ADM: What is the timeline for RCS to be globally available?

Fujita-Yuhas: Ultimately, the goal is to have every mobile device and every carrier fully compatible with the RCS messaging standard. While it is still too early-on to estimate a timeline in which RCS will be globally available, as Google has already made moves to expand its partnership plans with carriers from around the world, RCS is on a steady path to tapping into an international mobile demographic.
Tim Fujita-Yuhas
Tim Fujita-Yuhas, Director of Product
Management and New Product Strategy
of OpenMarket

ADM: How is OpenMarket planning to utilize RCS with its customers?

Fujita-Yuhas: OpenMarket works with enterprises across many different vertical markets, but we can take a look at the hospitality industry for this specific example. Hotel guests that receive RCS messages will have an enhanced customer experience, as hotels that implement RCS technology are able to provide guests a full check-in experience. Upon arrival to their hotel, guests receive automatic reservation confirmations, access to room number, a front desk line, and Wi-Fi passcode, along with visual weather updates in the hotel's area, maps to nearby tourist destinations, and popular neighboring restaurants' dining menus, all in one message.

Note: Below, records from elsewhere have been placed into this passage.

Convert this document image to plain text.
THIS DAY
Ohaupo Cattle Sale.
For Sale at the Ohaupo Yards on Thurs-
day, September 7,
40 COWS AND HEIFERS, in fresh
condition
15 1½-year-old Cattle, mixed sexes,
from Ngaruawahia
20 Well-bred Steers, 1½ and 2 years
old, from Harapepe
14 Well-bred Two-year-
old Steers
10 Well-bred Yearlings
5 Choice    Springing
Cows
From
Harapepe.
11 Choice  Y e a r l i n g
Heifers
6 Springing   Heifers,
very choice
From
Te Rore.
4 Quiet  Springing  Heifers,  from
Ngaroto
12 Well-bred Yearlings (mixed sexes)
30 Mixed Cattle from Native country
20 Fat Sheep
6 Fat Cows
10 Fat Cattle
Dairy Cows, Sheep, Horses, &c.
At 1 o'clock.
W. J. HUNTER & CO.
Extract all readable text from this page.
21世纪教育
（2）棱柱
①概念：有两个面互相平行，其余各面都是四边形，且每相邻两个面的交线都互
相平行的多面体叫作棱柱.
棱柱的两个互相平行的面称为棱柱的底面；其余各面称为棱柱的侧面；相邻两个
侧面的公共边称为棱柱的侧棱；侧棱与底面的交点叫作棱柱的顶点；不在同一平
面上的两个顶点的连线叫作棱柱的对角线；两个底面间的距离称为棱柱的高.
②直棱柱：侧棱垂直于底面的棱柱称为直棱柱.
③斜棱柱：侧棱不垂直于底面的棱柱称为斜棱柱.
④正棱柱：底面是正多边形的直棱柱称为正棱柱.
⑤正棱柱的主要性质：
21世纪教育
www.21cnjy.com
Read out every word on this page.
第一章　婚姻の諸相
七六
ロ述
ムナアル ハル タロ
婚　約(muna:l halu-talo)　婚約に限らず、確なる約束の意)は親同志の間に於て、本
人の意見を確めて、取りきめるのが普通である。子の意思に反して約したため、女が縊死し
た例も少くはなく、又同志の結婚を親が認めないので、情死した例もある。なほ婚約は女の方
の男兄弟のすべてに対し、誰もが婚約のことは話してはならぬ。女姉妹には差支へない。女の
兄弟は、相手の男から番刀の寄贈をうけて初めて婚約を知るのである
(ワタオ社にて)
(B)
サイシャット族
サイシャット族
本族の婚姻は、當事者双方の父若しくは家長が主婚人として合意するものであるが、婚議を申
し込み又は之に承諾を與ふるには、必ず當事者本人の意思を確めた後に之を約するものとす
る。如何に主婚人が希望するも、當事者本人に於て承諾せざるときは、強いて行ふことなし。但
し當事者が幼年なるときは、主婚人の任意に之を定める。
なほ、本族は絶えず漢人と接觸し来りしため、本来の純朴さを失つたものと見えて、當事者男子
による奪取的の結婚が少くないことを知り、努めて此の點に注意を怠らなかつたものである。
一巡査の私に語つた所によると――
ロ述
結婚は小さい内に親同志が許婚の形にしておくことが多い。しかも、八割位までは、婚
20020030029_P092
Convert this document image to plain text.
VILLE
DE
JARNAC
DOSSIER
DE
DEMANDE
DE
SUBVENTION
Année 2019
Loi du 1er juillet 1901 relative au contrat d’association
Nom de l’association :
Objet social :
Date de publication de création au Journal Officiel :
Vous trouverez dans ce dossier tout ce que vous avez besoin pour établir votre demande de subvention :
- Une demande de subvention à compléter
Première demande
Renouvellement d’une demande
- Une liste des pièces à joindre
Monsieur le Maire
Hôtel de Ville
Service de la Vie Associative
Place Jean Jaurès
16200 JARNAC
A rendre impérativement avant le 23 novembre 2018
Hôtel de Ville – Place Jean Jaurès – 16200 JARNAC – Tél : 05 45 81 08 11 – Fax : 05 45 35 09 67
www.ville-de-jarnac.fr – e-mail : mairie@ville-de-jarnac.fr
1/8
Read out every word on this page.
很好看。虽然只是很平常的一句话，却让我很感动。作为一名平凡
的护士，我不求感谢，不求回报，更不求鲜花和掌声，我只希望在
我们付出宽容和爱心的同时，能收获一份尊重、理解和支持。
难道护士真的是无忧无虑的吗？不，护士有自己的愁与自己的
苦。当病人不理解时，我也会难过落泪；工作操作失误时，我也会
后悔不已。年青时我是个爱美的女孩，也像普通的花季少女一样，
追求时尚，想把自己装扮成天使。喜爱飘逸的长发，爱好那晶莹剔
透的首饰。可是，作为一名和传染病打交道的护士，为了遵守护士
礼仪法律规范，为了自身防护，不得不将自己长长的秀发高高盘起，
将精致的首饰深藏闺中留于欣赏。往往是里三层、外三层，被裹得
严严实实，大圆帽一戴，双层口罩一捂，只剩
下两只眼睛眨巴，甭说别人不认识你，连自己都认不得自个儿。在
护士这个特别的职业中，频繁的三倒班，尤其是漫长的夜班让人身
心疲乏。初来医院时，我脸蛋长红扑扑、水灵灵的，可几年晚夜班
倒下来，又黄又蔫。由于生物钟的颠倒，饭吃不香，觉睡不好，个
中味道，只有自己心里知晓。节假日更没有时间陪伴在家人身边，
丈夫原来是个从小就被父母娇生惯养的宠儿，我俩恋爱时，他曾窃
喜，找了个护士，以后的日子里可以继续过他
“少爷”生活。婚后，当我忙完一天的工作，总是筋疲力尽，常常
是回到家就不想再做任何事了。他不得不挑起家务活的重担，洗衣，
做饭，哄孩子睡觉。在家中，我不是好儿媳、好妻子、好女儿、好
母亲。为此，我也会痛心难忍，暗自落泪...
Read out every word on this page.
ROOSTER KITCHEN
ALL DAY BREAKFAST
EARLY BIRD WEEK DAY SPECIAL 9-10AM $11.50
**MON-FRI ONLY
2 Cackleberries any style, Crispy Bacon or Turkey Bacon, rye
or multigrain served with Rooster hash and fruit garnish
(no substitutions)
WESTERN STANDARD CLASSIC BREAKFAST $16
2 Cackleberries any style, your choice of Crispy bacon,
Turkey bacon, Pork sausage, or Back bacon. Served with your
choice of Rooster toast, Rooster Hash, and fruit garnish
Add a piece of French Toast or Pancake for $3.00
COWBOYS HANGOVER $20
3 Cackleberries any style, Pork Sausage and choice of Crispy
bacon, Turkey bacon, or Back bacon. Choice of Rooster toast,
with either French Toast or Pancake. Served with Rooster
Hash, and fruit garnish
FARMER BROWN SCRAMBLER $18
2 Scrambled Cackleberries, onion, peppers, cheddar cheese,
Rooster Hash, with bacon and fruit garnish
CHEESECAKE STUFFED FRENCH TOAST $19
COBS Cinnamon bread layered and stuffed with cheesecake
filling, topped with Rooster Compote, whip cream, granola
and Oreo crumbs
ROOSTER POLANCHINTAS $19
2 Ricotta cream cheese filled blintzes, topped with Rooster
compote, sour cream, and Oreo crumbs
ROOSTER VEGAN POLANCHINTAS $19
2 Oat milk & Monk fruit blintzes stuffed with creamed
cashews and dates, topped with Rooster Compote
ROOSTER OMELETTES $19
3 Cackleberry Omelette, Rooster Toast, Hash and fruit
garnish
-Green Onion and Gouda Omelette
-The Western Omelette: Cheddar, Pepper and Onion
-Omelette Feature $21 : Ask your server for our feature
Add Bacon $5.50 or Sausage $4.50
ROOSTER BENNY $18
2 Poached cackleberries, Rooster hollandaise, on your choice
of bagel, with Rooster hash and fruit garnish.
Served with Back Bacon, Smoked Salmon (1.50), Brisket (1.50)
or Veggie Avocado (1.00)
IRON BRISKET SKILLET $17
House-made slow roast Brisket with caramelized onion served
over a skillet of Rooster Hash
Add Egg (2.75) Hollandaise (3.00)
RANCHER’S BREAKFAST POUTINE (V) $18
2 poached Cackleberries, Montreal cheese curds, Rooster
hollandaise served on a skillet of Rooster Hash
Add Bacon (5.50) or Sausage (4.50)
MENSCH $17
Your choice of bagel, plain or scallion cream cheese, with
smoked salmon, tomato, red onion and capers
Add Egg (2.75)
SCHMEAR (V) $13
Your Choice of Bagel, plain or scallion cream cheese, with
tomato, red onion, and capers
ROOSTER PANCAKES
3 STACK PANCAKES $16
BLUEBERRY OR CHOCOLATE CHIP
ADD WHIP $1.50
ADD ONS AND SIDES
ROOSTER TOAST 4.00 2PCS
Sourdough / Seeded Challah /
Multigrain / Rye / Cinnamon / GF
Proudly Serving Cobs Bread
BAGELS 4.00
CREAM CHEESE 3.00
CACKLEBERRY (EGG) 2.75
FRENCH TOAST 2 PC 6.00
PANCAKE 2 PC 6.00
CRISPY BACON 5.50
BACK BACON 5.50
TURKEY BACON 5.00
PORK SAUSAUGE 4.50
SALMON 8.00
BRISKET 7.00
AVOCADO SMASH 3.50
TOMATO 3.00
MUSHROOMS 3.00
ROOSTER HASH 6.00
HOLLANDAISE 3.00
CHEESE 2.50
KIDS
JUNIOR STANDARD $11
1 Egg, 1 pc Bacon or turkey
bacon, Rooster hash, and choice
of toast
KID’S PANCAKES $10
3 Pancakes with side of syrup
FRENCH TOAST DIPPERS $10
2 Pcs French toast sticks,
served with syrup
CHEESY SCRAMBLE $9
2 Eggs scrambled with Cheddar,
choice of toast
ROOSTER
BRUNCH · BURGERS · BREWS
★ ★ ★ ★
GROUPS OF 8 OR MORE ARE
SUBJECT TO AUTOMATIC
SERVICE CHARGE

ADM: Please provide an example of a customer use-case.

Fujita-Yuhas: A prime example of a possible customer use-case is the implementation of RCS technology when visiting a theme park. Upon reaching the entry gates, RCS users will receive a text that provides not only a welcome message, but a QR code that they can be conveniently scanned for entry. The RCS experience doesn't stop there - once inside the theme park, visitors can continue the two-way texting conversation to get a sneak peek at how long the lines are for the rides they want to check out during their visit. RCS brings an important update to the standard SMS as it stays with the customer throughout their entire journey, helping them with any needs along the way.